“Basta con queste regole sull’uso di Twitter”, suggerisce Rebecca Greenfield su The Atlantic. Soprattutto basta con questo continuo indicare ai giornalisti come usare i 140 caratteri. “E’ tempo dell’anarchia su Twitter”
Quella della Greenfield è una provocazione. Con l’ironia, risponde ai decaloghi che stanno provato a scrivere le regole di comportamento da tenere su Twitter, se si è giornalisti. Una delle ultime ricognizioni sulle cose da non fare è apparsa sul Daily Intel: Things journalists do on Twitter that we despise. Tra queste la semplice aggiunta del “+1” per condividere un messaggio.
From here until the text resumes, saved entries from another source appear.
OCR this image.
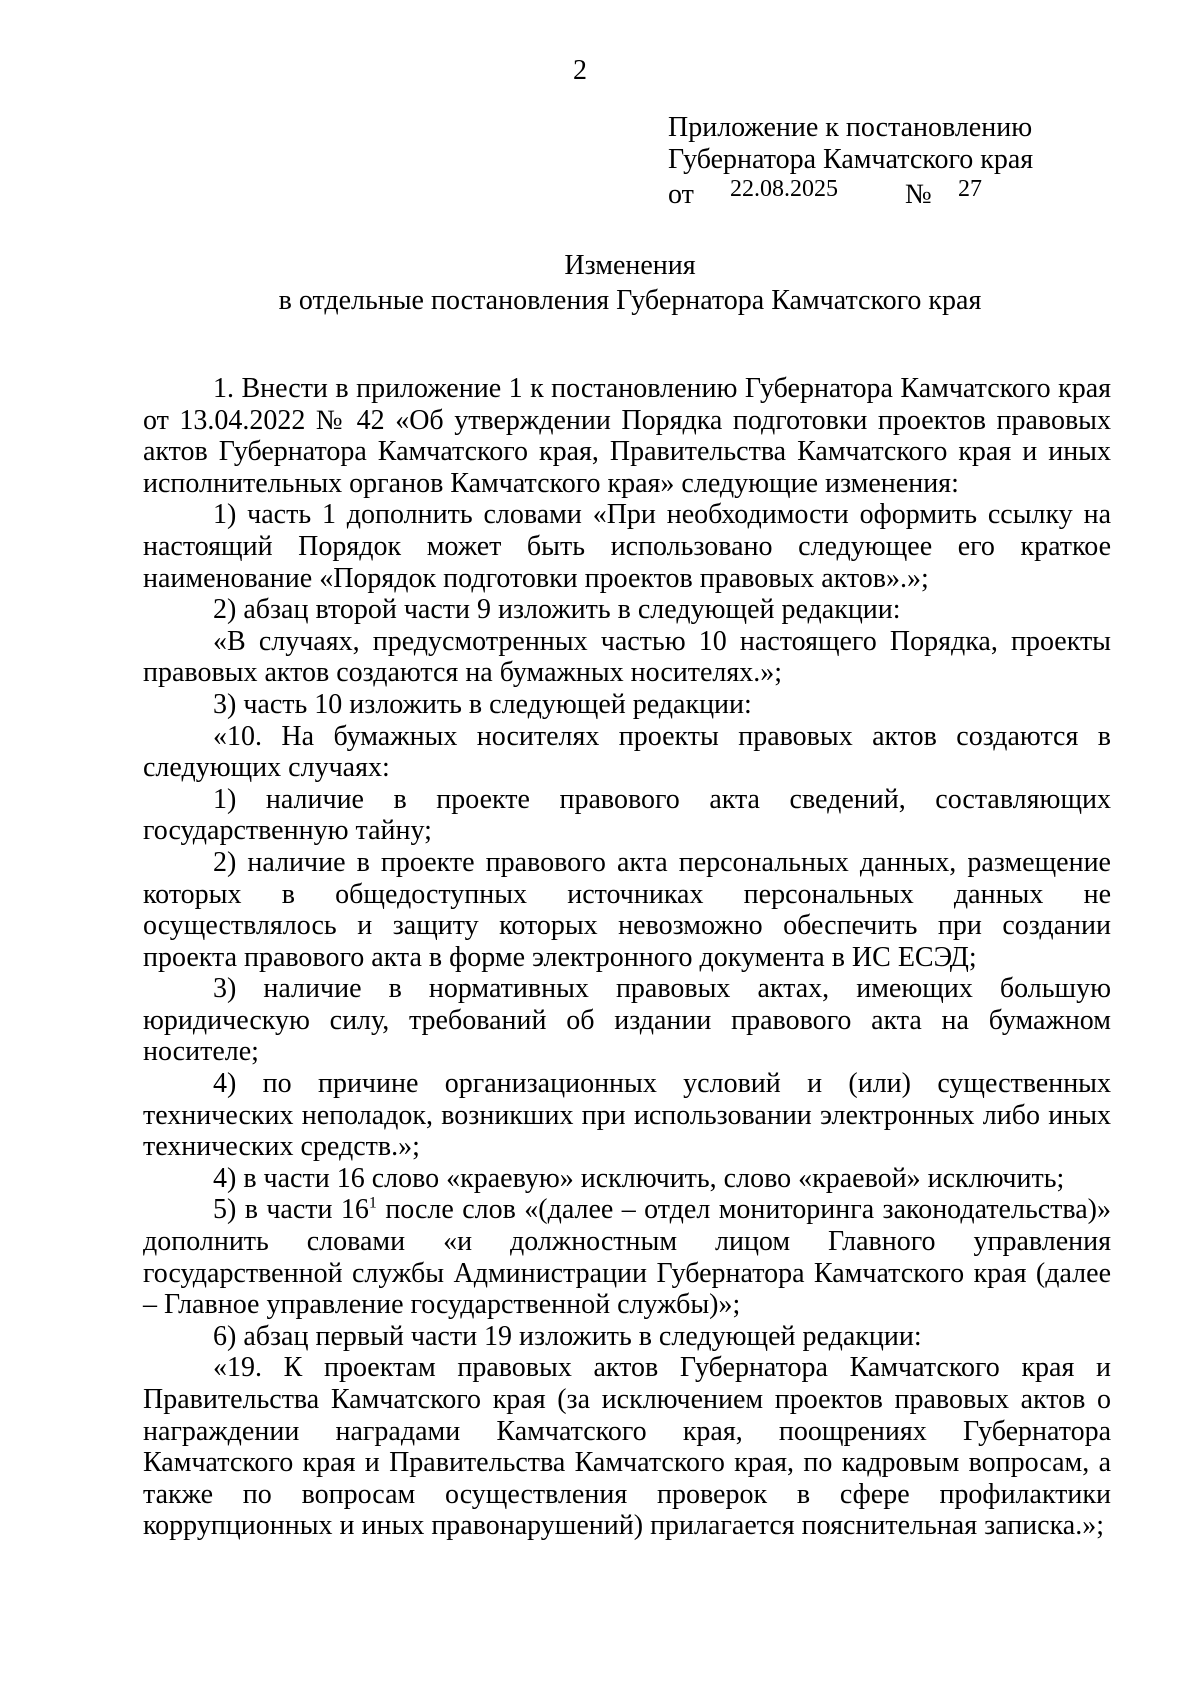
2
Приложение к постановлению
Губернатора Камчатского края
от 22.08.2025 № 27
Изменения
в отдельные постановления Губернатора Камчатского края

1. Внести в приложение 1 к постановлению Губернатора Камчатского края от 13.04.2022 № 42 «Об утверждении Порядка подготовки проектов правовых актов Губернатора Камчатского края, Правительства Камчатского края и иных исполнительных органов Камчатского края» следующие изменения:

1) часть 1 дополнить словами «При необходимости оформить ссылку на настоящий Порядок может быть использовано следующее его краткое наименование «Порядок подготовки проектов правовых актов».»;

2) абзац второй части 9 изложить в следующей редакции:

«В случаях, предусмотренных частью 10 настоящего Порядка, проекты правовых актов создаются на бумажных носителях.»;

3) часть 10 изложить в следующей редакции:

«10. На бумажных носителях проекты правовых актов создаются в следующих случаях:

1) наличие в проекте правового акта сведений, составляющих государственную тайну;

2) наличие в проекте правового акта персональных данных, размещение которых в общедоступных источниках персональных данных не осуществлялось и защиту которых невозможно обеспечить при создании проекта правового акта в форме электронного документа в ИС ЕСЭД;

3) наличие в нормативных правовых актах, имеющих большую юридическую силу, требований об издании правового акта на бумажном носителе;

4) по причине организационных условий и (или) существенных технических неполадок, возникших при использовании электронных либо иных технических средств.»;

4) в части 16 слово «краевую» исключить, слово «краевой» исключить;

5) в части $16^1$ после слов «(далее – отдел мониторинга законодательства)» дополнить словами «и должностным лицом Главного управления государственной службы Администрации Губернатора Камчатского края (далее – Главное управление государственной службы)»;

6) абзац первый части 19 изложить в следующей редакции:

«19. К проектам правовых актов Губернатора Камчатского края и Правительства Камчатского края (за исключением проектов правовых актов о награждении наградами Камчатского края, поощрениях Губернатора Камчатского края и Правительства Камчатского края, по кадровым вопросам, а также по вопросам осуществления проверок в сфере профилактики коррупционных и иных правонарушений) прилагается пояснительная записка.»;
Jeff Sonderman, su Poynter, ha però risposto punto per punto a quella lista. L’articolo si intitola: In difense of the despicable things jurnalist do on Twitter. Sonderman ridimensiona le critiche a quelle abitudini che sembrano un po’ degli estremi. Non bisogna certo retwittare tutto, dice, ma i social media sono come un cocktail party. La conversazione cresce con l’aggiunta di spunti. Perciò, se un lettore risponde proponendo un punto di vista diverso, perché non dargli attenzione?
Tra tutti questi mini manuali di comportamento, arriva il paradigma “anarchico” della Greenfield. Ancora un elenco di regole. Ma superata la provocazione iniziale, quelle della Greenfield sembrano solo norme di buon senso. “Se non ci piace quello che un altro ha twittato, basta respirare un momento e ignorare, o non seguire più quella persona”. E’ un diritto del giornalista e del lettore pure quello.